Движение и шум, вокруг него происходившие, прервали это мечтание. Кто-то стоял у его изголовья и рыдал. Вдруг раздался голос Алевтины:

– Ну, полно же хныкать-то! Мертвого не разбудишь. Медор! Сведи Сережку к Наталье Васильевне да спроси, на что это походит – выпускать этого шалуна из комнаты? Теперь не до него!

– Слушаю, сударыня! Пойдем же, батюшка Сергей Иванович; дяденька уж не встанет. Царство ему небесное!

Ребенок зарыдал громче прежнего и вышел с Медором.

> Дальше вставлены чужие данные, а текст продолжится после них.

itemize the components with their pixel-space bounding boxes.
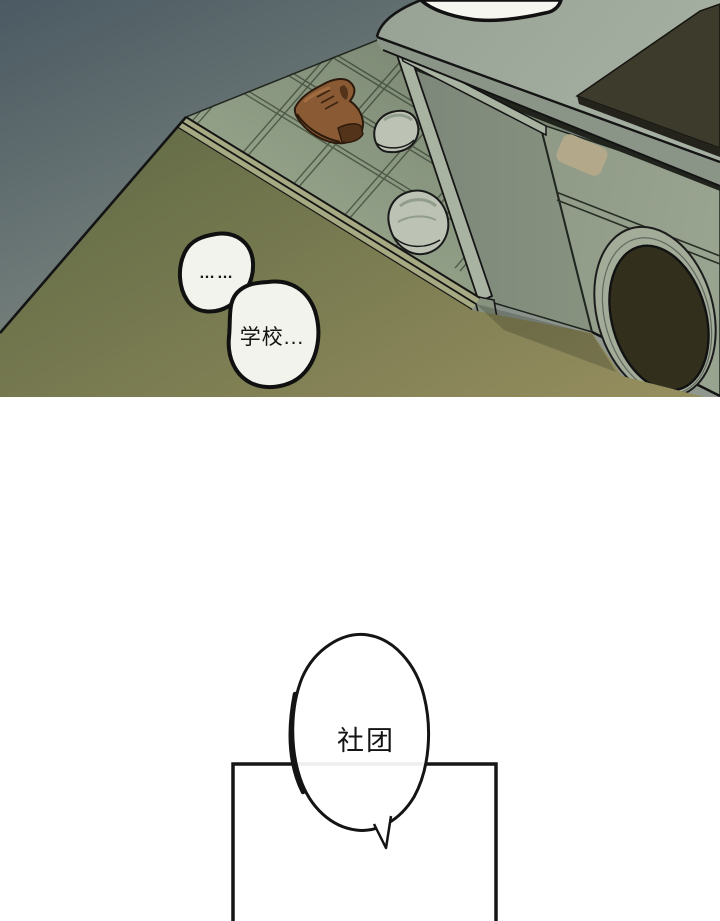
bubble-dots-text: ……	[199, 265, 235, 282]
bubble-school-text: 学校...	[240, 326, 305, 349]
comic-page: …… 学校... 社团	[0, 0, 720, 921]
speech-bubble-school: 学校...	[229, 282, 319, 387]
sneaker-left	[374, 111, 418, 152]
panel-entryway-scene: …… 学校...	[0, 0, 720, 412]
comic-artwork: …… 学校... 社团	[0, 0, 720, 921]
bubble-club-text: 社团	[337, 726, 395, 756]
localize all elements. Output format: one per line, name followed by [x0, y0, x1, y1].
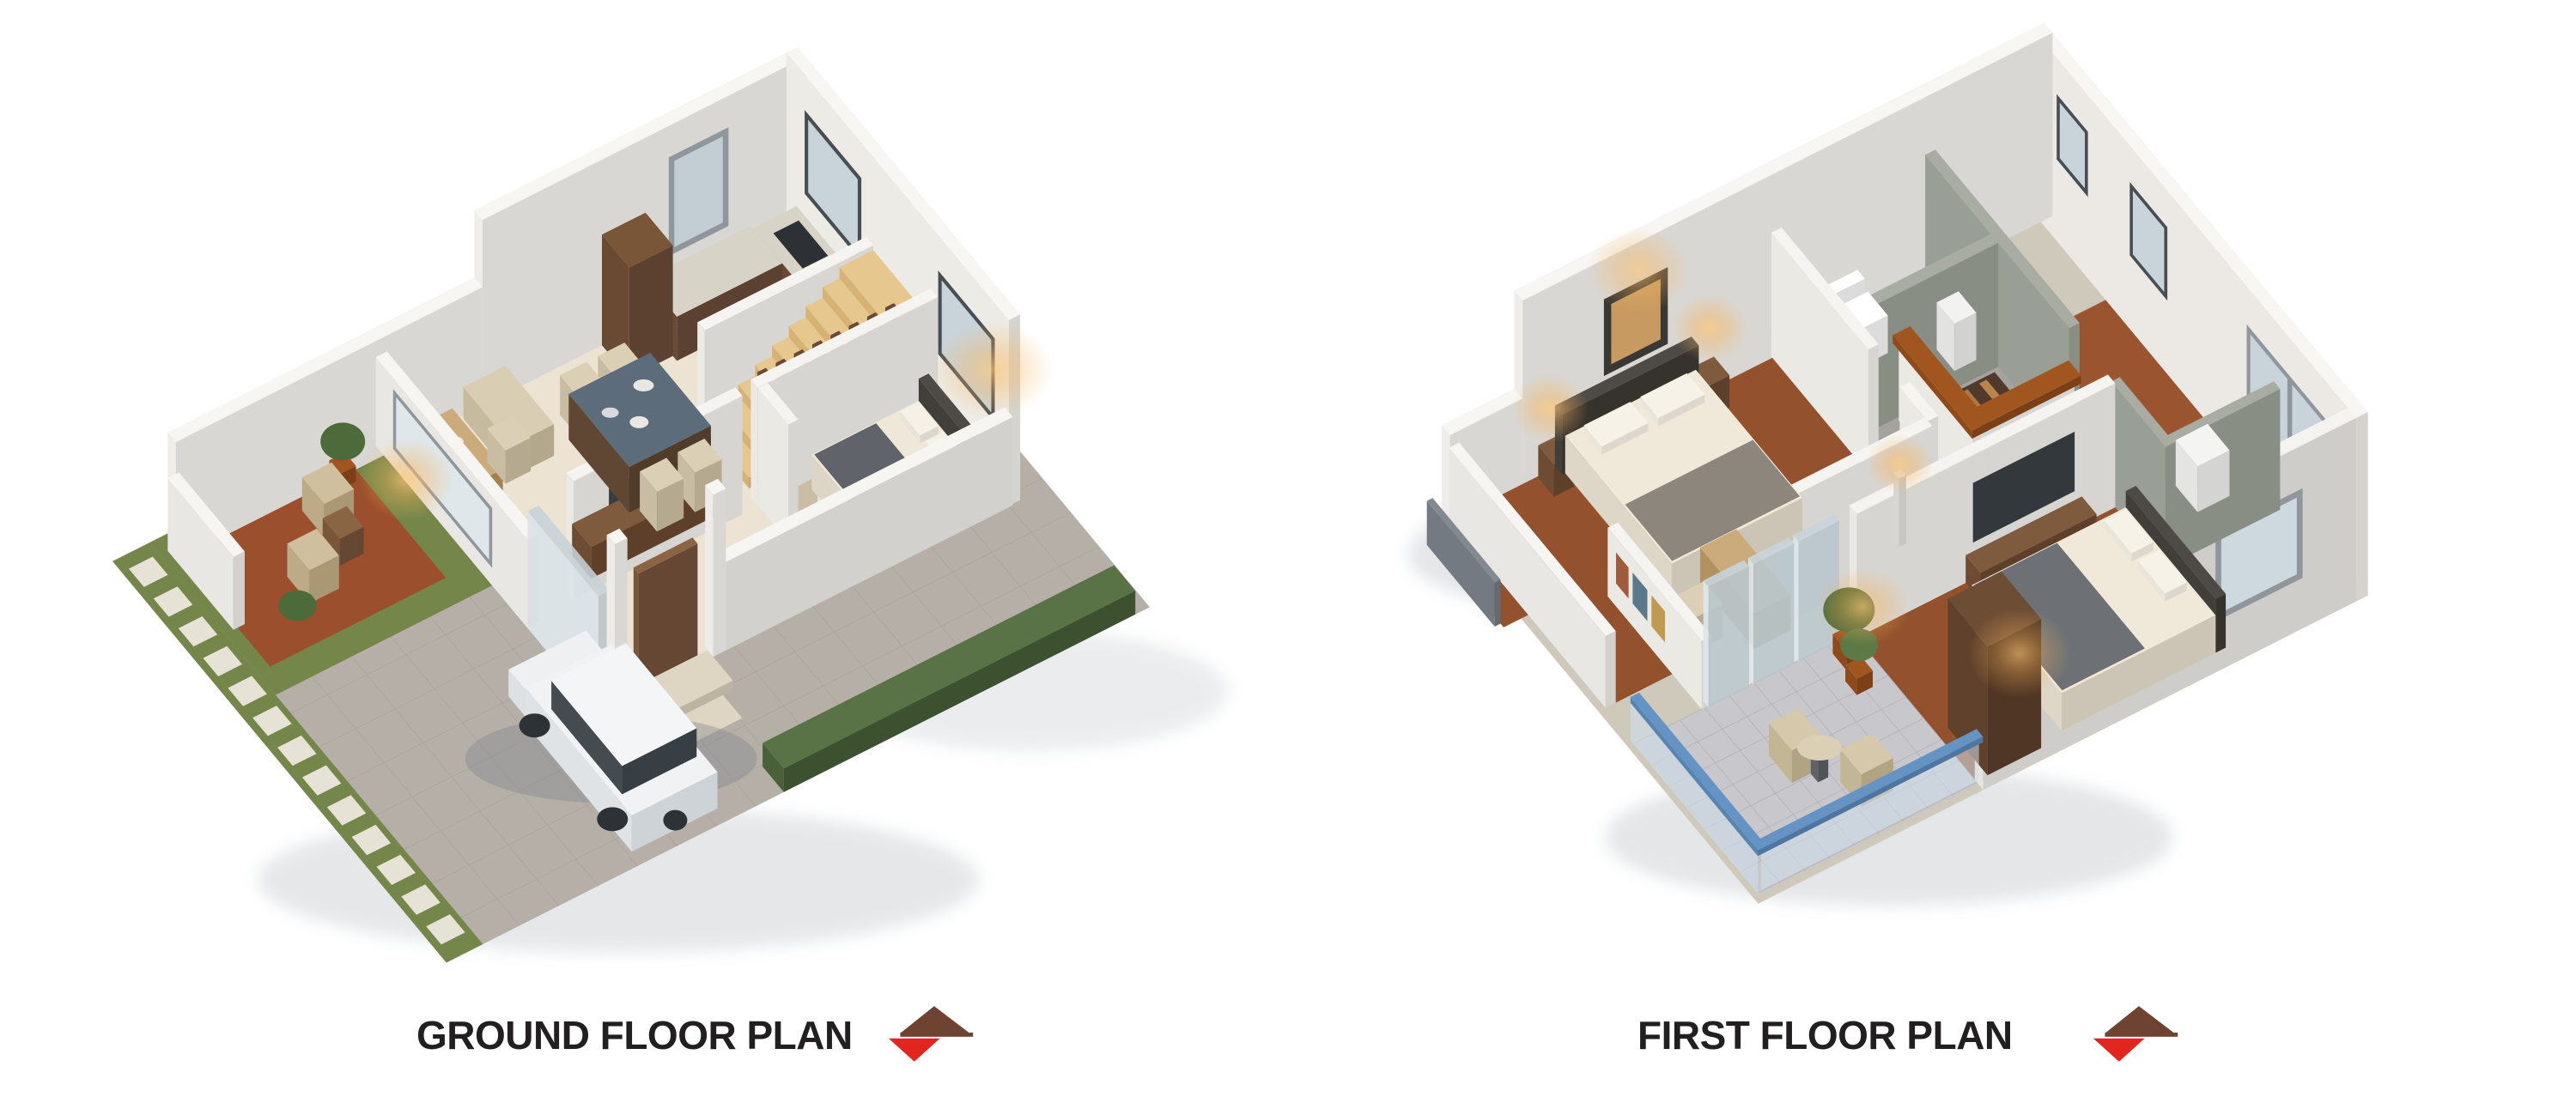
marker-baseline: [900, 1033, 973, 1037]
car-wheel: [597, 807, 628, 831]
direction-marker-icon: [2092, 1003, 2183, 1062]
glass-door-panel: [1704, 561, 1749, 708]
lamp-glow: [1511, 374, 1589, 443]
first-floor-plan-label: FIRST FLOOR PLAN: [1637, 1015, 2013, 1055]
ground-floor-plan-figure: [17, 13, 1271, 983]
glass-door-panel: [1748, 537, 1794, 685]
up-triangle: [901, 1006, 969, 1033]
first-floor-plan-3d-render: [1340, 4, 2542, 974]
direction-marker-icon: [887, 1003, 978, 1062]
floor-lamp-glow: [1866, 434, 1935, 493]
first-floor-plan-figure: [1340, 4, 2542, 974]
ground-floor-caption: GROUND FLOOR PLAN: [416, 1015, 978, 1062]
tableware: [629, 416, 648, 428]
car-wheel: [663, 810, 687, 831]
tableware: [602, 408, 619, 418]
up-triangle: [2105, 1006, 2173, 1033]
bedroom2-glow: [1968, 609, 2071, 698]
terrace-table-top: [1797, 735, 1842, 761]
porch-pillar: [705, 479, 726, 657]
car-wheel: [519, 713, 550, 737]
down-triangle: [889, 1039, 940, 1062]
art-lamp-glow: [1588, 227, 1691, 313]
terrace-glow: [1815, 568, 1910, 645]
tableware: [633, 379, 653, 391]
first-floor-caption: FIRST FLOOR PLAN: [1637, 1015, 2183, 1062]
ground-floor-plan-label: GROUND FLOOR PLAN: [416, 1015, 853, 1055]
patio-lamp-glow: [359, 438, 453, 520]
ground-floor-plan-3d-render: [17, 13, 1271, 983]
bedroom-lamp-glow: [933, 322, 1053, 418]
patio-plant: [320, 422, 365, 460]
patio-plant: [278, 591, 316, 621]
lamp-glow: [1671, 294, 1748, 362]
down-triangle: [2093, 1039, 2145, 1062]
marker-baseline: [2105, 1033, 2178, 1037]
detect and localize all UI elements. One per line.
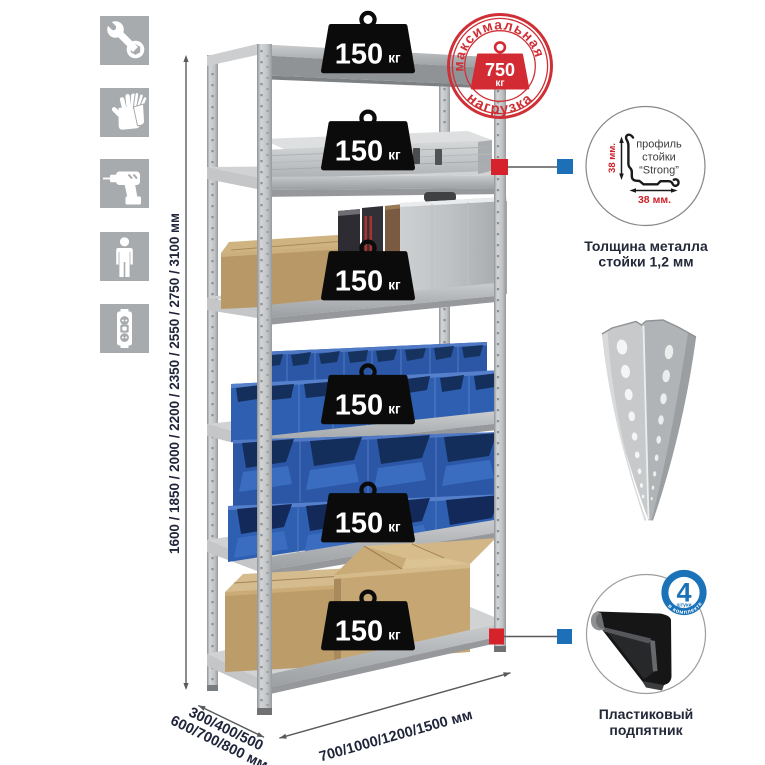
svg-text:кг: кг bbox=[388, 51, 401, 66]
svg-text:кг: кг bbox=[388, 520, 401, 535]
svg-text:Толщина металла: Толщина металла bbox=[584, 238, 708, 254]
svg-text:38 мм.: 38 мм. bbox=[638, 194, 671, 206]
svg-text:150: 150 bbox=[335, 616, 383, 648]
svg-text:подпятник: подпятник bbox=[609, 722, 683, 738]
svg-text:150: 150 bbox=[335, 389, 383, 421]
svg-text:кг: кг bbox=[388, 148, 401, 163]
svg-text:кг: кг bbox=[495, 78, 504, 89]
svg-text:38 мм.: 38 мм. bbox=[607, 143, 618, 173]
svg-text:700/1000/1200/1500 мм: 700/1000/1200/1500 мм bbox=[317, 707, 474, 765]
svg-text:стойки 1,2 мм: стойки 1,2 мм bbox=[598, 254, 693, 270]
svg-text:150: 150 bbox=[335, 136, 383, 168]
svg-text:750: 750 bbox=[485, 60, 515, 80]
svg-text:1600 / 1850 / 2000 / 2200 / 23: 1600 / 1850 / 2000 / 2200 / 2350 / 2550 … bbox=[167, 213, 182, 554]
svg-text:штуки: штуки bbox=[676, 602, 691, 608]
svg-text:кг: кг bbox=[388, 278, 401, 293]
svg-text:кг: кг bbox=[388, 401, 401, 416]
svg-text:Пластиковый: Пластиковый bbox=[599, 706, 694, 722]
svg-text:профиль: профиль bbox=[636, 139, 682, 151]
svg-text:150: 150 bbox=[335, 266, 383, 298]
svg-text:стойки: стойки bbox=[642, 152, 676, 164]
svg-text:кг: кг bbox=[388, 628, 401, 643]
svg-text:“Strong”: “Strong” bbox=[639, 165, 679, 177]
svg-text:150: 150 bbox=[335, 508, 383, 540]
svg-text:150: 150 bbox=[335, 39, 383, 71]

– Не встанет, – повторила Алевтина, – наконец угомонился. Я с своей стороны сделала все, что могла, и теперь чиста духом и сердцем пред господом богом. Четыре доктора вдруг лечили его; иногда по восьми раз в день лекарство переменяли. И в аптеку бегал не какой-нибудь холоп, а Эльпифидор Силич, сам лекарь. Уж подлинно как князя лечили, да богу не угодно было внять нашим молитвам. Да будет воля его святая! Прошедшего не воротишь. Теперь я в доме полная барыня и всему наследница, и сын мой старший вступает во все права покойника. Яков Лукич! Напишите в герольдию просьбу об утверждении за ним фамилии и герба князей Кемских. Да что это Демка не вернулся от портного? Я без траура, как без правой руки. Надобно проучить этих негодяев, а первого злодея Мишку. От его проказ покойник и в землю пошел. Напиши, папенька, Иван Егорович, управителю, чтоб держал его в ежовых рукавицах.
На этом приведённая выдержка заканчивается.